על בריאת העולם י״חOn the Account of the World's Creation 18
א׳
1[55] It was with a view to that original intellectual light, which I have mentioned as belonging to the order of the incorporeal world, that He created the heavenly bodies of which our senses are aware. These are images divine and exceeding fair, which He established in heaven as in the purest temple belonging to corporeal being. This He did that they might serve many purposes.

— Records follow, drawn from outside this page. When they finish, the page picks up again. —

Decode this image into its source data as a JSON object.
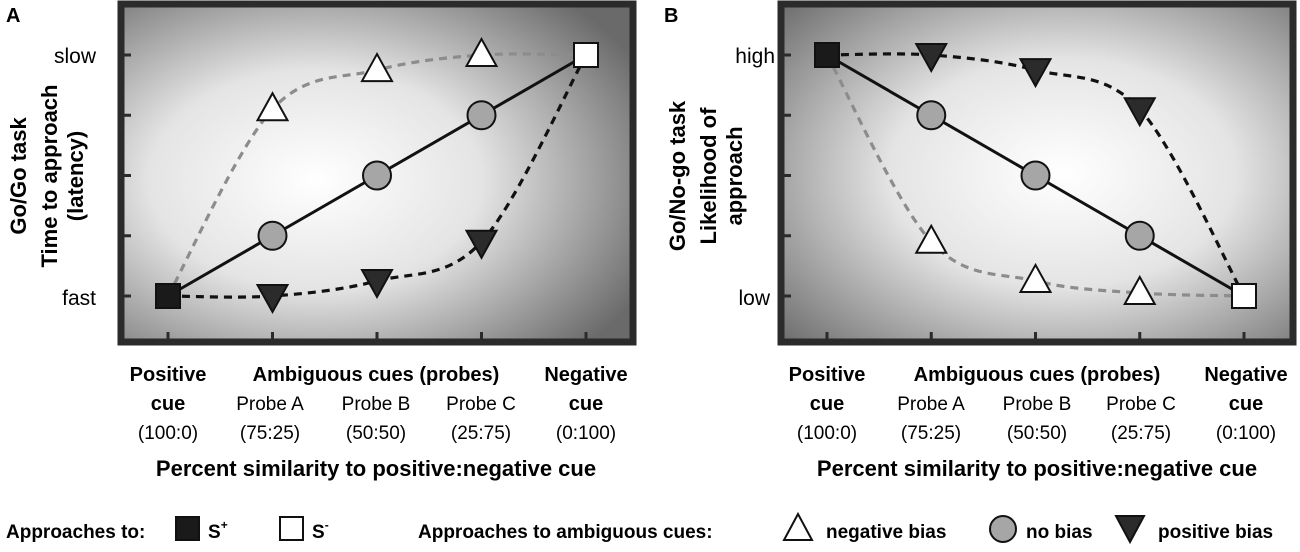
{
  "chart_data": [
    {
      "panel": "A",
      "type": "line",
      "title": "",
      "ylabel_task": "Go/Go task",
      "ylabel_measure": [
        "Time to approach",
        "(latency)"
      ],
      "y_ticks": [
        "slow",
        "fast"
      ],
      "x_heading_positive": [
        "Positive",
        "cue"
      ],
      "x_heading_ambiguous": "Ambiguous cues (probes)",
      "x_heading_negative": [
        "Negative",
        "cue"
      ],
      "x_categories": [
        "",
        "Probe A",
        "Probe B",
        "Probe C",
        ""
      ],
      "x_ratios": [
        "(100:0)",
        "(75:25)",
        "(50:50)",
        "(25:75)",
        "(0:100)"
      ],
      "xlabel": "Percent similarity to positive:negative cue",
      "x": [
        0,
        25,
        50,
        75,
        100
      ],
      "ylim": [
        0,
        4
      ],
      "series": [
        {
          "name": "negative bias",
          "marker": "triangle-up",
          "line": "dashed-gray",
          "values": [
            0,
            3.1,
            3.75,
            4.0,
            4
          ]
        },
        {
          "name": "no bias",
          "marker": "circle",
          "line": "solid-black",
          "values": [
            0,
            1,
            2,
            3,
            4
          ]
        },
        {
          "name": "positive bias",
          "marker": "triangle-down",
          "line": "dashed-black",
          "values": [
            0,
            0,
            0.25,
            0.9,
            4
          ]
        }
      ],
      "endpoints": [
        {
          "name": "S+",
          "marker": "square-filled",
          "x": 0,
          "y": 0
        },
        {
          "name": "S-",
          "marker": "square-open",
          "x": 100,
          "y": 4
        }
      ]
    },
    {
      "panel": "B",
      "type": "line",
      "title": "",
      "ylabel_task": "Go/No-go task",
      "ylabel_measure": [
        "Likelihood of",
        "approach"
      ],
      "y_ticks": [
        "high",
        "low"
      ],
      "x_heading_positive": [
        "Positive",
        "cue"
      ],
      "x_heading_ambiguous": "Ambiguous cues (probes)",
      "x_heading_negative": [
        "Negative",
        "cue"
      ],
      "x_categories": [
        "",
        "Probe A",
        "Probe B",
        "Probe C",
        ""
      ],
      "x_ratios": [
        "(100:0)",
        "(75:25)",
        "(50:50)",
        "(25:75)",
        "(0:100)"
      ],
      "xlabel": "Percent similarity to positive:negative cue",
      "x": [
        0,
        25,
        50,
        75,
        100
      ],
      "ylim": [
        0,
        4
      ],
      "series": [
        {
          "name": "negative bias",
          "marker": "triangle-up",
          "line": "dashed-gray",
          "values": [
            4,
            0.9,
            0.25,
            0.05,
            0
          ]
        },
        {
          "name": "no bias",
          "marker": "circle",
          "line": "solid-black",
          "values": [
            4,
            3,
            2,
            1,
            0
          ]
        },
        {
          "name": "positive bias",
          "marker": "triangle-down",
          "line": "dashed-black",
          "values": [
            4,
            4,
            3.75,
            3.1,
            0
          ]
        }
      ],
      "endpoints": [
        {
          "name": "S+",
          "marker": "square-filled",
          "x": 0,
          "y": 4
        },
        {
          "name": "S-",
          "marker": "square-open",
          "x": 100,
          "y": 0
        }
      ]
    }
  ],
  "legend": {
    "approaches_to": "Approaches to:",
    "s_plus": "S",
    "s_plus_sup": "+",
    "s_minus": "S",
    "s_minus_sup": "-",
    "ambiguous_heading": "Approaches to ambiguous cues:",
    "negative_bias": "negative bias",
    "no_bias": "no bias",
    "positive_bias": "positive bias"
  },
  "colors": {
    "frame": "#2b2b2b",
    "circle_fill": "#a6a6a6",
    "triangle_down_fill": "#2b2b2b",
    "gray_dash": "#8c8c8c",
    "black_line": "#111111"
  }
}
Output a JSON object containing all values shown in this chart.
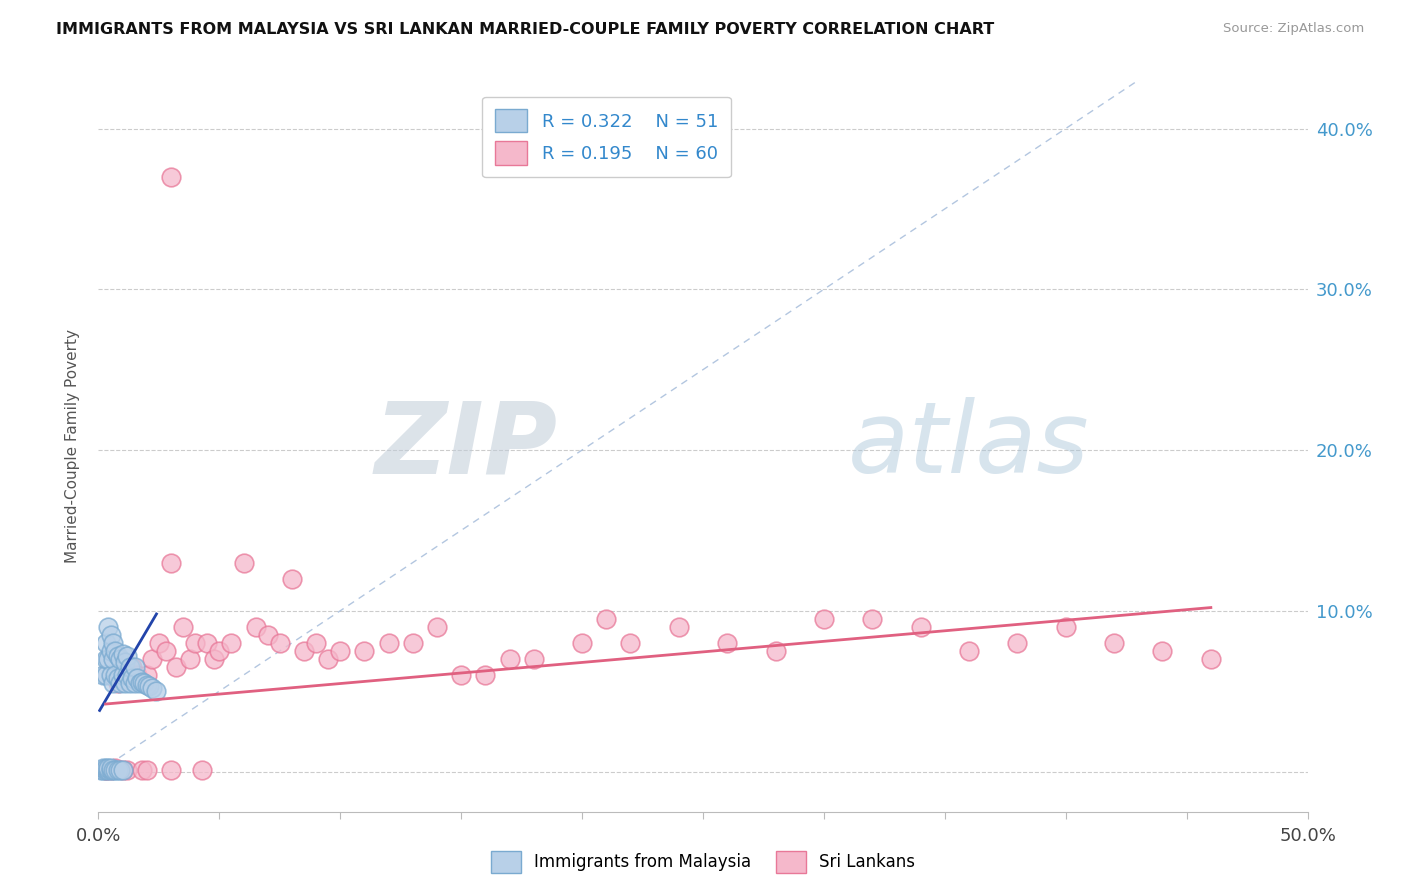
{
  "title": "IMMIGRANTS FROM MALAYSIA VS SRI LANKAN MARRIED-COUPLE FAMILY POVERTY CORRELATION CHART",
  "source": "Source: ZipAtlas.com",
  "ylabel": "Married-Couple Family Poverty",
  "xlim": [
    0.0,
    0.5
  ],
  "ylim": [
    -0.025,
    0.43
  ],
  "xticks": [
    0.0,
    0.05,
    0.1,
    0.15,
    0.2,
    0.25,
    0.3,
    0.35,
    0.4,
    0.45,
    0.5
  ],
  "ytick_positions": [
    0.0,
    0.1,
    0.2,
    0.3,
    0.4
  ],
  "ytick_labels": [
    "",
    "10.0%",
    "20.0%",
    "30.0%",
    "40.0%"
  ],
  "malaysia_color": "#b8d0e8",
  "srilanka_color": "#f5b8cb",
  "malaysia_edge": "#7aaad0",
  "srilanka_edge": "#e87898",
  "trend_blue": "#2244aa",
  "trend_pink": "#e06080",
  "diag_color": "#a0b8d8",
  "R_malaysia": 0.322,
  "N_malaysia": 51,
  "R_srilanka": 0.195,
  "N_srilanka": 60,
  "legend_malaysia": "Immigrants from Malaysia",
  "legend_srilanka": "Sri Lankans",
  "watermark": "ZIPatlas",
  "watermark_color": "#c8d8ea",
  "malaysia_x": [
    0.001,
    0.002,
    0.002,
    0.002,
    0.003,
    0.003,
    0.003,
    0.003,
    0.003,
    0.004,
    0.004,
    0.004,
    0.004,
    0.005,
    0.005,
    0.005,
    0.005,
    0.005,
    0.006,
    0.006,
    0.006,
    0.006,
    0.007,
    0.007,
    0.007,
    0.008,
    0.008,
    0.008,
    0.009,
    0.009,
    0.009,
    0.01,
    0.01,
    0.01,
    0.011,
    0.011,
    0.012,
    0.012,
    0.013,
    0.013,
    0.014,
    0.015,
    0.015,
    0.016,
    0.017,
    0.018,
    0.019,
    0.02,
    0.021,
    0.022,
    0.024
  ],
  "malaysia_y": [
    0.001,
    0.001,
    0.002,
    0.06,
    0.001,
    0.002,
    0.06,
    0.07,
    0.08,
    0.001,
    0.002,
    0.07,
    0.09,
    0.001,
    0.002,
    0.06,
    0.075,
    0.085,
    0.001,
    0.055,
    0.07,
    0.08,
    0.001,
    0.06,
    0.075,
    0.001,
    0.058,
    0.072,
    0.001,
    0.055,
    0.07,
    0.001,
    0.06,
    0.073,
    0.055,
    0.068,
    0.06,
    0.072,
    0.055,
    0.065,
    0.058,
    0.055,
    0.065,
    0.058,
    0.055,
    0.056,
    0.055,
    0.054,
    0.053,
    0.052,
    0.05
  ],
  "srilanka_x": [
    0.003,
    0.005,
    0.007,
    0.008,
    0.01,
    0.012,
    0.014,
    0.016,
    0.018,
    0.02,
    0.022,
    0.025,
    0.028,
    0.03,
    0.032,
    0.035,
    0.038,
    0.04,
    0.043,
    0.045,
    0.048,
    0.05,
    0.055,
    0.06,
    0.065,
    0.07,
    0.075,
    0.08,
    0.085,
    0.09,
    0.095,
    0.1,
    0.11,
    0.12,
    0.13,
    0.14,
    0.15,
    0.16,
    0.17,
    0.18,
    0.2,
    0.21,
    0.22,
    0.24,
    0.26,
    0.28,
    0.3,
    0.32,
    0.34,
    0.36,
    0.38,
    0.4,
    0.42,
    0.44,
    0.46,
    0.003,
    0.01,
    0.02,
    0.03,
    0.03
  ],
  "srilanka_y": [
    0.001,
    0.001,
    0.002,
    0.055,
    0.06,
    0.001,
    0.065,
    0.06,
    0.001,
    0.06,
    0.07,
    0.08,
    0.075,
    0.13,
    0.065,
    0.09,
    0.07,
    0.08,
    0.001,
    0.08,
    0.07,
    0.075,
    0.08,
    0.13,
    0.09,
    0.085,
    0.08,
    0.12,
    0.075,
    0.08,
    0.07,
    0.075,
    0.075,
    0.08,
    0.08,
    0.09,
    0.06,
    0.06,
    0.07,
    0.07,
    0.08,
    0.095,
    0.08,
    0.09,
    0.08,
    0.075,
    0.095,
    0.095,
    0.09,
    0.075,
    0.08,
    0.09,
    0.08,
    0.075,
    0.07,
    0.001,
    0.001,
    0.001,
    0.001,
    0.37
  ]
}
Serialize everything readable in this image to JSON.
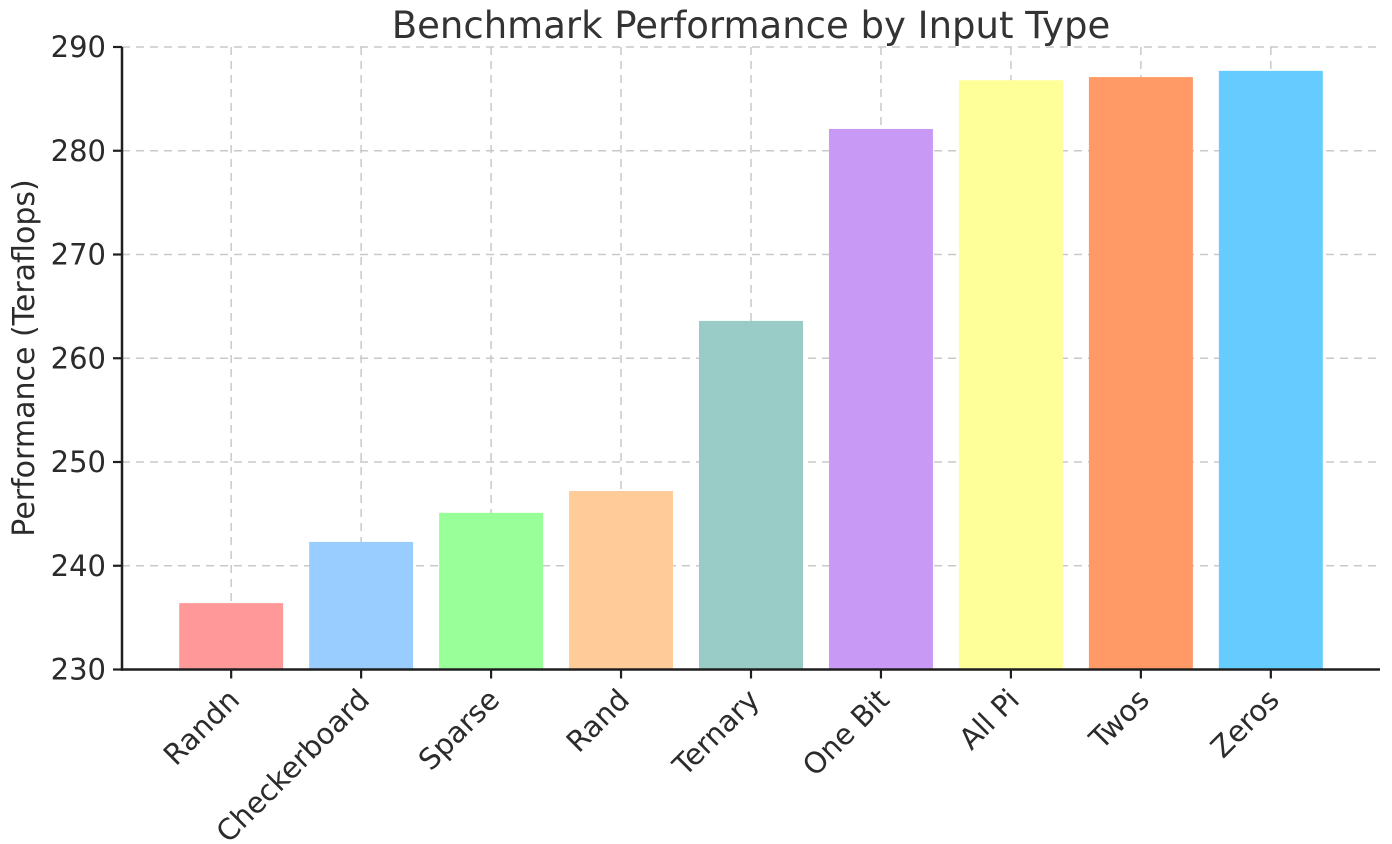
{
  "chart_data": {
    "type": "bar",
    "title": "Benchmark Performance by Input Type",
    "xlabel": "",
    "ylabel": "Performance (Teraflops)",
    "categories": [
      "Randn",
      "Checkerboard",
      "Sparse",
      "Rand",
      "Ternary",
      "One Bit",
      "All Pi",
      "Twos",
      "Zeros"
    ],
    "values": [
      236.4,
      242.3,
      245.1,
      247.2,
      263.6,
      282.1,
      286.8,
      287.1,
      287.7
    ],
    "bar_colors": [
      "#ff9999",
      "#99ccff",
      "#99ff99",
      "#ffcc99",
      "#99ccc6",
      "#c899f5",
      "#ffff99",
      "#ff9966",
      "#66ccff"
    ],
    "ylim": [
      230,
      290
    ],
    "yticks": [
      230,
      240,
      250,
      260,
      270,
      280,
      290
    ],
    "xtick_rotation_deg": 45,
    "legend_position": "none",
    "grid": {
      "visible": true,
      "axes": "both",
      "line_style": "dashed",
      "color": "#c9c9c9"
    },
    "styles": {
      "background_color": "#ffffff",
      "spine_color": "#1f1f1f",
      "text_color": "#2b2b2b",
      "title_color": "#333333"
    }
  }
}
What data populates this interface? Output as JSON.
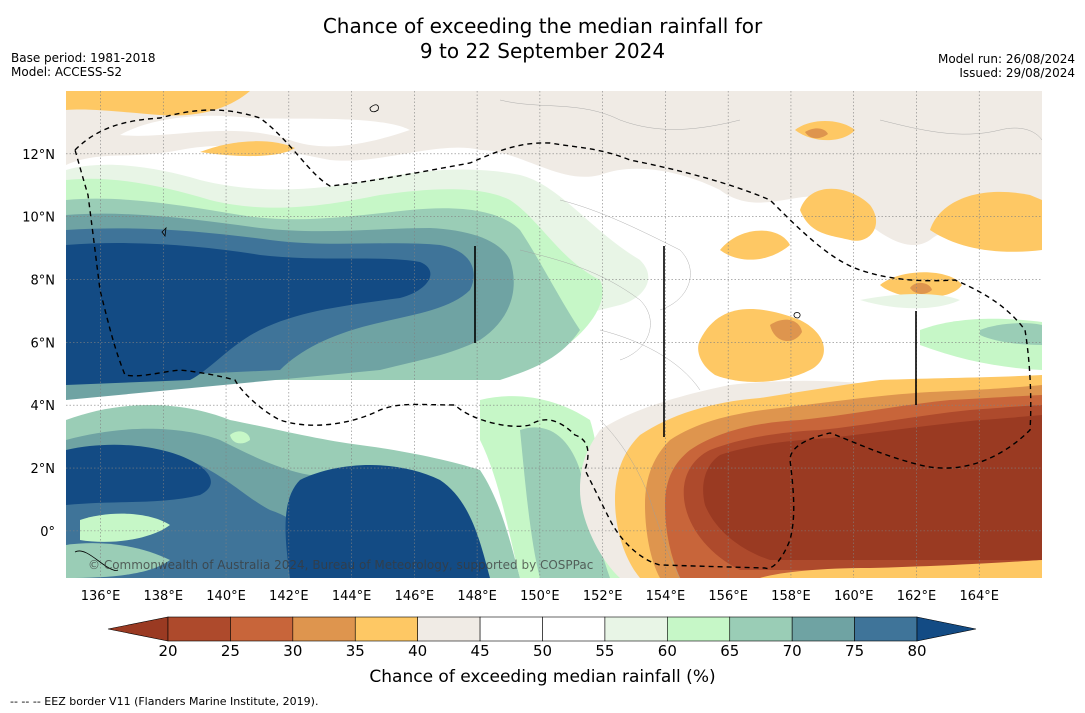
{
  "title_line1": "Chance of exceeding the median rainfall for",
  "title_line2": "9 to 22 September 2024",
  "base_period": "Base period: 1981-2018",
  "model": "Model: ACCESS-S2",
  "model_run": "Model run: 26/08/2024",
  "issued": "Issued: 29/08/2024",
  "credit": "© Commonwealth of Australia 2024, Bureau of Meteorology, supported by COSPPac",
  "footnote": "-- -- -- EEZ border V11 (Flanders Marine Institute, 2019).",
  "map": {
    "lon_ticks": [
      "136°E",
      "138°E",
      "140°E",
      "142°E",
      "144°E",
      "146°E",
      "148°E",
      "150°E",
      "152°E",
      "154°E",
      "156°E",
      "158°E",
      "160°E",
      "162°E",
      "164°E"
    ],
    "lat_ticks": [
      "12°N",
      "10°N",
      "8°N",
      "6°N",
      "4°N",
      "2°N",
      "0°"
    ],
    "lon_range": [
      134.9,
      166.0
    ],
    "lat_range": [
      -1.5,
      14.0
    ]
  },
  "colorbar": {
    "title": "Chance of exceeding median rainfall (%)",
    "labels": [
      "20",
      "25",
      "30",
      "35",
      "40",
      "45",
      "50",
      "55",
      "60",
      "65",
      "70",
      "75",
      "80"
    ],
    "colors": [
      "#9a3a22",
      "#ae4a2c",
      "#c8653a",
      "#de954e",
      "#fec864",
      "#f0ebe5",
      "#ffffff",
      "#ffffff",
      "#e8f5e6",
      "#c6f7c7",
      "#9acdb6",
      "#6fa3a3",
      "#3f7499",
      "#134b84"
    ],
    "extend": "both"
  }
}
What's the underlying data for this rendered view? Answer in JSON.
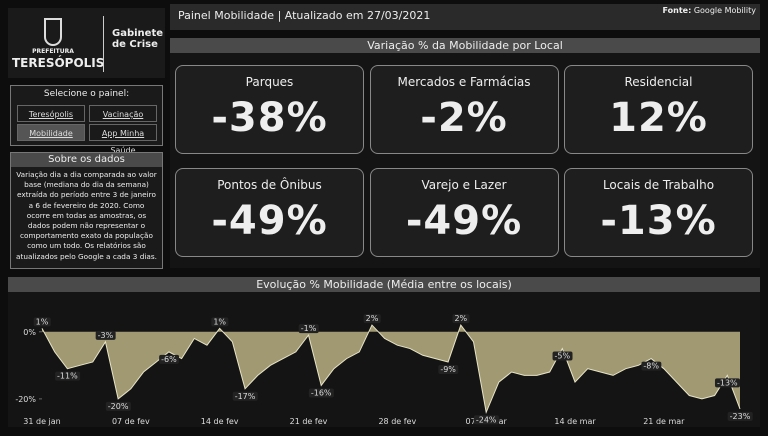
{
  "header": {
    "org_top": "PREFEITURA",
    "org_name": "TERESÓPOLIS",
    "unit": "Gabinete de Crise",
    "title": "Painel Mobilidade | Atualizado em 27/03/2021",
    "source_label": "Fonte:",
    "source": "Google Mobility"
  },
  "sidebar": {
    "select_title": "Selecione o painel:",
    "buttons": [
      "Teresópolis",
      "Vacinação",
      "Mobilidade",
      "App Minha Saúde"
    ],
    "about_title": "Sobre os dados",
    "about_text": "Variação dia a dia comparada ao valor base (mediana do dia da semana) extraída do período entre 3 de janeiro a 6 de fevereiro de 2020. Como ocorre em todas as amostras, os dados podem não representar o comportamento exato da população como um todo. Os relatórios são atualizados pelo Google a cada 3 dias."
  },
  "kpis": {
    "title": "Variação % da Mobilidade por Local",
    "cards": [
      {
        "label": "Parques",
        "value": "-38%"
      },
      {
        "label": "Mercados e Farmácias",
        "value": "-2%"
      },
      {
        "label": "Residencial",
        "value": "12%"
      },
      {
        "label": "Pontos de Ônibus",
        "value": "-49%"
      },
      {
        "label": "Varejo e Lazer",
        "value": "-49%"
      },
      {
        "label": "Locais de Trabalho",
        "value": "-13%"
      }
    ]
  },
  "chart_data": {
    "type": "area",
    "title": "Evolução % Mobilidade (Média entre os locais)",
    "color": "#b8b081",
    "categories": [
      "31 de jan",
      null,
      null,
      null,
      null,
      null,
      null,
      "07 de fev",
      null,
      null,
      null,
      null,
      null,
      null,
      "14 de fev",
      null,
      null,
      null,
      null,
      null,
      null,
      "21 de fev",
      null,
      null,
      null,
      null,
      null,
      null,
      "28 de fev",
      null,
      null,
      null,
      null,
      null,
      null,
      "07 de mar",
      null,
      null,
      null,
      null,
      null,
      null,
      "14 de mar",
      null,
      null,
      null,
      null,
      null,
      null,
      "21 de mar",
      null,
      null,
      null,
      null,
      null,
      null
    ],
    "values": [
      1,
      -6,
      -11,
      -10,
      -9,
      -3,
      -20,
      -17,
      -12,
      -9,
      -6,
      -8,
      -2,
      -4,
      1,
      -3,
      -17,
      -13,
      -10,
      -8,
      -6,
      -1,
      -16,
      -11,
      -8,
      -6,
      2,
      -2,
      -4,
      -5,
      -7,
      -8,
      -9,
      2,
      -3,
      -24,
      -15,
      -12,
      -13,
      -13,
      -12,
      -5,
      -15,
      -11,
      -12,
      -13,
      -11,
      -10,
      -8,
      -11,
      -15,
      -19,
      -20,
      -19,
      -13,
      -23
    ],
    "value_labels": [
      "1%",
      null,
      "-11%",
      null,
      null,
      "-3%",
      "-20%",
      null,
      null,
      null,
      "-6%",
      null,
      null,
      null,
      "1%",
      null,
      "-17%",
      null,
      null,
      null,
      null,
      "-1%",
      "-16%",
      null,
      null,
      null,
      "2%",
      null,
      null,
      null,
      null,
      null,
      "-9%",
      "2%",
      null,
      "-24%",
      null,
      null,
      null,
      null,
      null,
      "-5%",
      null,
      null,
      null,
      null,
      null,
      null,
      "-8%",
      null,
      null,
      null,
      null,
      null,
      "-13%",
      "-23%"
    ],
    "ylim": [
      -26,
      5
    ],
    "yticks": [
      {
        "value": 0,
        "label": "0%"
      },
      {
        "value": -20,
        "label": "-20%"
      }
    ]
  }
}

One purpose was to give light; another to be signs; a third duly to fix seasons of the year; and lastly for the sake of days, months, years, which (as we all know) have served as measures of time and given birth to number.
ב׳
2[56] The kind of useful service rendered by each of the bodies mentioned is self-evident; yet that the truth may be more precisely apprehended it may not be out of place to follow it step by step in a reasoned account.
ג׳
3All time having been divided into two portions, day and night, the Father assigned the sovereignty of the day to the sun, as to a great king, and that of the night to the moon and the host of the other stars.
ד׳
4[57] The greatness of the sway and government pertaining to the sun finds its clearest proof in what has been already mentioned: one and alone it has by itself separately had day apportioned to it, half of the whole of time; while all the rest with the moon have had allotted to them the other half, which has received the name of night. And when the sun has risen, all that multitude of stars which were visible but now is not merely dimmed but becomes actually invisible through the pouring forth of its light; and upon its setting they begin all of them to shine out in their own true characters.